Sous le règne de Tibère, un pilote nommé Thamous naviguait près de l’île de Paxos, dans les parages de l’archipel des Échinades. Alors qu’il était en mer, une voix mystérieuse s’éleva et l’appela par son nom :
« Thamous ! Quand tu seras arrivé près de Palodes, annonce que le grand Pan est mort ! ».
Troublé et hésitant, Thamous ne sut que faire. Mais lorsque son navire fut proche du lieu indiqué, il obéit et cria à haute voix : « Le grand Pan est mort ! ». Aussitôt, raconte Plutarque, on entendit des gémissements et des cris de lamentation qui semblaient venir des bois, des collines et des rivages. Une terreur religieuse saisit l’équipage et ceux qui l’entendirent. Les dieux anciens, manifestation immanente des puissances qui régissaient le monde, venaient soudain de mourir, liquidés par l’irruption d’une déité qui n’était plus de ce monde et qui prenait son assise ailleurs, dans le hors-lieu et l’éternité de la transcendance. Mais cette histoire n’est pas finie. Deux mille ans plus tard, une autre péripétie la complète, ajoutée comme un codicille par la plume géniale de Nietzsche. C’est encore une voix dans la forêt que nous entendons, celle du prophète Zarathoustra qui, en descendant de la montagne, y croise la route d’un ermite. « Que fait le saint dans la forêt ? », lui demande Zarathoustra. « Avec des chants, des pleurs, des grondements et des rires, je loue le Dieu qui est mon Dieu », répondit l’ermite. Poliment, Zarathoustra attendit que le vieil homme se fût éloigné, avant de parler ainsi à son cœur : « Serait-ce donc possible ! Ce vieux saint dans sa forêt n’a pas encore entendu dire que Dieu est mort ! ». Le temps avait accompli son œuvre, vouant au même destin de pierre et d’oubli celui qui avait été le fossoyeur des antiques dieux de la forêt.
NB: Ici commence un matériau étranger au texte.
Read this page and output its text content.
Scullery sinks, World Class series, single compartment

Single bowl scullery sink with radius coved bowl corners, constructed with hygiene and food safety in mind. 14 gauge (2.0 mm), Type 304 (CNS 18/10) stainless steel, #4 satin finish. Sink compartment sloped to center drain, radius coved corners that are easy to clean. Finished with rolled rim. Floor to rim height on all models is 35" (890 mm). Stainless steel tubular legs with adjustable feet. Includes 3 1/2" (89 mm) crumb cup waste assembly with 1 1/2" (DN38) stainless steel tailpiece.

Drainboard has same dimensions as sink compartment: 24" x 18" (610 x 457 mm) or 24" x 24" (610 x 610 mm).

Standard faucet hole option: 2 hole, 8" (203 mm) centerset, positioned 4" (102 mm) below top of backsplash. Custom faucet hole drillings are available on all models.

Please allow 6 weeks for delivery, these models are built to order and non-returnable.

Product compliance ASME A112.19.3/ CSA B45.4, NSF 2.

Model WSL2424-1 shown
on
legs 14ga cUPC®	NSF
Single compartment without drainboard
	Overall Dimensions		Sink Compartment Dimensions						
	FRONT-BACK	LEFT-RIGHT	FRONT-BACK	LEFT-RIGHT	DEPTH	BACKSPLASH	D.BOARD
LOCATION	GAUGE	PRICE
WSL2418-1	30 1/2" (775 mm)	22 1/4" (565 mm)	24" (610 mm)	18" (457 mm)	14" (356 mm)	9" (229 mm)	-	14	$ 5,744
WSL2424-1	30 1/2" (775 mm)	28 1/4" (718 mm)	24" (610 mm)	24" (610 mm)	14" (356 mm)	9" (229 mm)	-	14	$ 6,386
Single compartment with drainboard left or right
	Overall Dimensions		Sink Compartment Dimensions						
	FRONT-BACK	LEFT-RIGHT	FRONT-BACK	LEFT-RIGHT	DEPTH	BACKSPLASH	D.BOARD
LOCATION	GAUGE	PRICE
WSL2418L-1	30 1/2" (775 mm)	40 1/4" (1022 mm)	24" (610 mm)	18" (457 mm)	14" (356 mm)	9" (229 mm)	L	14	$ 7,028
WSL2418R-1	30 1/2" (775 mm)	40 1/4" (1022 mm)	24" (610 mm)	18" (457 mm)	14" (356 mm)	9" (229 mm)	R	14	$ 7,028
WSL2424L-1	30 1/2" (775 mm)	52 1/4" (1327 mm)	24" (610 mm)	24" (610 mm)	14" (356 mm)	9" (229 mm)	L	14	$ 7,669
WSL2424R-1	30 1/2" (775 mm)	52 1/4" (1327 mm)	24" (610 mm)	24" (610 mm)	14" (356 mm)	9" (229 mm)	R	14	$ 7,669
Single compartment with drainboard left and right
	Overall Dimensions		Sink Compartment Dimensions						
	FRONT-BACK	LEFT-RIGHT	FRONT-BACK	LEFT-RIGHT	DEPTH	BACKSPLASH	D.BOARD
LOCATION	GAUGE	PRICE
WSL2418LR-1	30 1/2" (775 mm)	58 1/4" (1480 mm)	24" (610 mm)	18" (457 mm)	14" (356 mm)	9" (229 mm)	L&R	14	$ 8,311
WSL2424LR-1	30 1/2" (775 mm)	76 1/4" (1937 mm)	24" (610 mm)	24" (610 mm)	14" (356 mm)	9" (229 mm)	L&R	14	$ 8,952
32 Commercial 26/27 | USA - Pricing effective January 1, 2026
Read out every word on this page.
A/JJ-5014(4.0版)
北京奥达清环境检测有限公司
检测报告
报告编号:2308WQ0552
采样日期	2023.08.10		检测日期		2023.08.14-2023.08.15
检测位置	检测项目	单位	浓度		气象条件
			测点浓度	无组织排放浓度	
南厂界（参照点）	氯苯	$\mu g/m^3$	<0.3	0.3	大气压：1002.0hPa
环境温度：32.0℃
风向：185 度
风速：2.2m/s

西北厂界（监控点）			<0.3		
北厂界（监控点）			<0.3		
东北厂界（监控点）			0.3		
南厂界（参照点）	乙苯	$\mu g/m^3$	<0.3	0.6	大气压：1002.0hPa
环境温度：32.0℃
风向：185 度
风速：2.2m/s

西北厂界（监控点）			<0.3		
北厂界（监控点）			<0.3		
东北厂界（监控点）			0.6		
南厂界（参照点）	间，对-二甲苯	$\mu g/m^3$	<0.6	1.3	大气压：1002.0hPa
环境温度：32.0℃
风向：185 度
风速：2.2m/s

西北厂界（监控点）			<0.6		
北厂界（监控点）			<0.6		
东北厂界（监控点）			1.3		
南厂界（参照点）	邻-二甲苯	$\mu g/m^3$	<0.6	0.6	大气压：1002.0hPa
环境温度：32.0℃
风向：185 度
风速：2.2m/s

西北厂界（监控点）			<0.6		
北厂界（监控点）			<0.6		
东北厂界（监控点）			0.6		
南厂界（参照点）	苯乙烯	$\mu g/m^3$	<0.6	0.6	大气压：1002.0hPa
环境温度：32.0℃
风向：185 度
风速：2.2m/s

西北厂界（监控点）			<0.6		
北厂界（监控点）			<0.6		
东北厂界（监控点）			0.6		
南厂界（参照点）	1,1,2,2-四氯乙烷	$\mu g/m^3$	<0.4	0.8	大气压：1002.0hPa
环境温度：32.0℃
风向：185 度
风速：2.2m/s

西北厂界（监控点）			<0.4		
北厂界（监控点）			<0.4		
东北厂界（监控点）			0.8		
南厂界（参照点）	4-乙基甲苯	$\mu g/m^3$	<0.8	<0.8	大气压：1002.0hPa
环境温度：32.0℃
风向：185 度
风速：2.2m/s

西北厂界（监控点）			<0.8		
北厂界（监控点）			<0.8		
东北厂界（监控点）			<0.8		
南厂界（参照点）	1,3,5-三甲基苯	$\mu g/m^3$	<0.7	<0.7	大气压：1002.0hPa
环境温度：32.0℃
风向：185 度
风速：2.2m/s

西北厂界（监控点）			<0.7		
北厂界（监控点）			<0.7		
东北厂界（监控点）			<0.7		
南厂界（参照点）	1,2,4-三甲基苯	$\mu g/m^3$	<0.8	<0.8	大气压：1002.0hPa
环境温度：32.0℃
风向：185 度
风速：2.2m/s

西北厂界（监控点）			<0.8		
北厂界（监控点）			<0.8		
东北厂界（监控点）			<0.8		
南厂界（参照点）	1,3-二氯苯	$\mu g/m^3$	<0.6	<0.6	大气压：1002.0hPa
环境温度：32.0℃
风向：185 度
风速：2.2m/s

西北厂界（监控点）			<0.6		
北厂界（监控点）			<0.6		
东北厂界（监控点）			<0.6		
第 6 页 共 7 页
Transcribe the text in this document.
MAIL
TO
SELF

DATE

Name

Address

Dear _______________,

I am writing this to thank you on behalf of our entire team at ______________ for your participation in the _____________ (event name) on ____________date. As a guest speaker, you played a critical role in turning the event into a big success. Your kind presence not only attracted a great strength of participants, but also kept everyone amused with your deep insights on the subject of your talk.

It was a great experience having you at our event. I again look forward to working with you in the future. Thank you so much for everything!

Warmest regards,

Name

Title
Il y aurait peut-être une morale hâtive à tirer de ce double certificat de décès, le genre de leçon facile qui nous prescrivait d’aller désormais de l’avant et de laisser tranquillement les morts enterrer les morts. Puisque tous les dieux sont morts, les petits comme le grand, n’en sommes-nous pas réduits à vivre lucidement dans ce que Pascal nommait le « silence éternel des espaces infinis » ? Qui, aujourd’hui, prendrait encore au sérieux la question du divin, sinon toutes ces âmes inquiètes heurtées par les arrêtes inclémentes d’une terre brutale et indifférente qui les inciteraient, de temps à autre et sans réel esprit de système, à se réfugier dans les royaumes apaisants de l’imagination ? Ce genre de discours est devenu commun, il octroie à la religion la légitimité ou du moins l’acceptabilité que l’on confère à une cautèle. Faute de prendre encore au sérieux la croyance au divin, on respecte ainsi du moins avec la plus scrupuleuse tolérance le besoin et l’envie que nous avons tous plus ou moins, et selon nos saisons, d’y croire encore. Après avoir peuplé le monde, puis après en être sorti comme un extraterrestre, le divin a trouvé, semble-t-il, son dernier refuge dans le for intime d’une subjectivité accueillante et plutôt capricieuse. Là seulement son existence demeure toujours valide, puisqu’il ne dépend que de nous d’y croire, si nous le voulons. Mais garde à celui qui prétendrait investir à nouveau ce divin d’une existence publique, hors des replis chauds de sa propre intimité, dans ce monde ou hors du monde !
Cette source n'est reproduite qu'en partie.